Ma proviamo a guardare le cose da un punto di vista diverso. Fatti salvi i casi in cui la condizione di disabilità è tale da non consentire alla persona di provvedere a se stessa e alle proprie necessità primarie, lavorare, avere una vita sociale, perché non porre l’accento, più che sull’assistenzialismo, sulla creazione di condizioni favorevoli all’autonomia delle persone con disabilità? Per dirla prendendo in prestito un’espressione molto in voga, perché, oltre al “dopo di noi” (tema sacrosanto, per carità), non pensare innanzitutto al “durante loro“, vale a dire porre al centro delle politiche messe in atto (e dei messaggi veicolati attraverso i mass media) il vissuto, le esigenze e le legittime aspettative delle persone con disabilità? In fondo, è proprio questo il senso della Convenzione ONU sui diritti delle persone con disabilità: porre l’accento sulle persone, più che sulle loro condizioni di disabilità.

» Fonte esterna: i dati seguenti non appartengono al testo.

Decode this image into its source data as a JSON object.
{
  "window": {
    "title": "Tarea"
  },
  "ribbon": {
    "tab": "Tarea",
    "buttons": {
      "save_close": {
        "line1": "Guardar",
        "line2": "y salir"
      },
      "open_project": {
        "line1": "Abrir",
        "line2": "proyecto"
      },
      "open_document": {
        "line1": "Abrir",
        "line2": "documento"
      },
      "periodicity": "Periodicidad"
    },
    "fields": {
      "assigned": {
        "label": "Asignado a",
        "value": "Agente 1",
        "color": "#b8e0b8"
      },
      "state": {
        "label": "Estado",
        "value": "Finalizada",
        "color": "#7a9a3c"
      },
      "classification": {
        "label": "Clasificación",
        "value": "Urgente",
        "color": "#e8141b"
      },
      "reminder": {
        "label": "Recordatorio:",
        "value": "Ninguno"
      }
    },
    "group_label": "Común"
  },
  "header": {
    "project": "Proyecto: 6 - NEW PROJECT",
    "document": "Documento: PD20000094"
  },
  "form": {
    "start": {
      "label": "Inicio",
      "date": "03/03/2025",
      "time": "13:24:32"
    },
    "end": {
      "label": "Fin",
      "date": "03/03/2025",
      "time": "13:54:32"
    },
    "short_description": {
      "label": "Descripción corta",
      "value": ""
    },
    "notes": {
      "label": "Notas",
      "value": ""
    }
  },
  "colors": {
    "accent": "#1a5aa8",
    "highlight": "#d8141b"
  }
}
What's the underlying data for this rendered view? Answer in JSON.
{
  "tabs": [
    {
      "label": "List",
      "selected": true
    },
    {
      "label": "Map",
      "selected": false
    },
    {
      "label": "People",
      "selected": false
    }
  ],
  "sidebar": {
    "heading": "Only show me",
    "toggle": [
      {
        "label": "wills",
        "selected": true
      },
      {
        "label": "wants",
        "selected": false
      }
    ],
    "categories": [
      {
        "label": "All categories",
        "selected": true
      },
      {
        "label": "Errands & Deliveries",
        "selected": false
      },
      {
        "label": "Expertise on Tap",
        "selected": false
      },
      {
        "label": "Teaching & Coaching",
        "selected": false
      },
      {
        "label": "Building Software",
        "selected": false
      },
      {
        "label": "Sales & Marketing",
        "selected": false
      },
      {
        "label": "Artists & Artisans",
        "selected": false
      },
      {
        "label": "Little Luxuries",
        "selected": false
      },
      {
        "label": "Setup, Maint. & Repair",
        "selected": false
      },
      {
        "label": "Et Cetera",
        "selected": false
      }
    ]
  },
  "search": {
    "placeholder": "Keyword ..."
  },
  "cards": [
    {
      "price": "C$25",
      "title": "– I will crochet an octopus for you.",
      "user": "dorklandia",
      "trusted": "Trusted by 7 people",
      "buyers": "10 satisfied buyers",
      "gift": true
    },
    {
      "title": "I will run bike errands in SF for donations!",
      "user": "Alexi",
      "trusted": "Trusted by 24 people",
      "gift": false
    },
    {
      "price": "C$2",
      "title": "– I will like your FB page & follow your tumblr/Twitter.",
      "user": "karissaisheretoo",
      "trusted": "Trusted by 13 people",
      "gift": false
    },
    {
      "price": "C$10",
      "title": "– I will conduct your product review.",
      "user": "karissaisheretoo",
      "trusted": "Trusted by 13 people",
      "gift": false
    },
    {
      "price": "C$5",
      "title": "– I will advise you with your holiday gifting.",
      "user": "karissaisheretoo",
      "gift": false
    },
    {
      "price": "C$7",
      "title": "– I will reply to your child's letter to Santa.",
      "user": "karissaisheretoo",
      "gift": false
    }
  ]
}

Perché, è bene ricordarlo, una delle difficoltà maggiori nell’affrontare il tema della disabilità è proprio il fatto che non esista una disabilità, ma tante disabilità e anche persone con disabilità simili possono avere esigenze molto diverse tra loro.

Ben vengano le strutture che assistono le persone non più autonome o non autosufficienti: è giusto che esistano e non ve ne sono ancora a sufficienza, soprattutto se pensiamo che l’età media nel nostro Paese si sta alzando ed è risaputo che, spesso, vecchiaia e disabilità sono associate. Però, questo non è sufficiente a dire che “si è affrontato il problema della disabilità“. Una larghissima fetta dei 4 milioni e passa di persone con disabilità è costituita da individui che, per condizione ed età, sarebbero perfettamente in grado di essere autonomi, produttivi, membri attivi della società e non semplicemente “pesi morti” o “problemi” da risolvere in qualche modo (magari, nascondendoli in strutture “dedicate”). Si fa abbastanza per rispondere alle legittime aspettative di queste persone con politiche efficaci mirate all’inclusione (scolastica, lavorativa, ma anche sociale tout court, come non mi stanco di ribadire), che vadano oltre il mero assistenzialismo? Certo, è importante che esistano assegni d’invalidità e simili, ma è ancor più importante consentire a chi ne ha tutte le possibilità (nonostante la disabilità) di lavorare, muoversi, viaggiare, rimuovendo le barriere architettoniche e culturali.

Solo così potremo davvero essere e sentirci persone, prima che “poveri cristi” ai quali elargire elemosine (non solo in termini di denaro, assistenza, ma anche di attenzione, tempo, affetto, amicizia, amore, etc.) dall’alto. E questo sarebbe un vantaggio, anche economico, non indifferente per la collettività.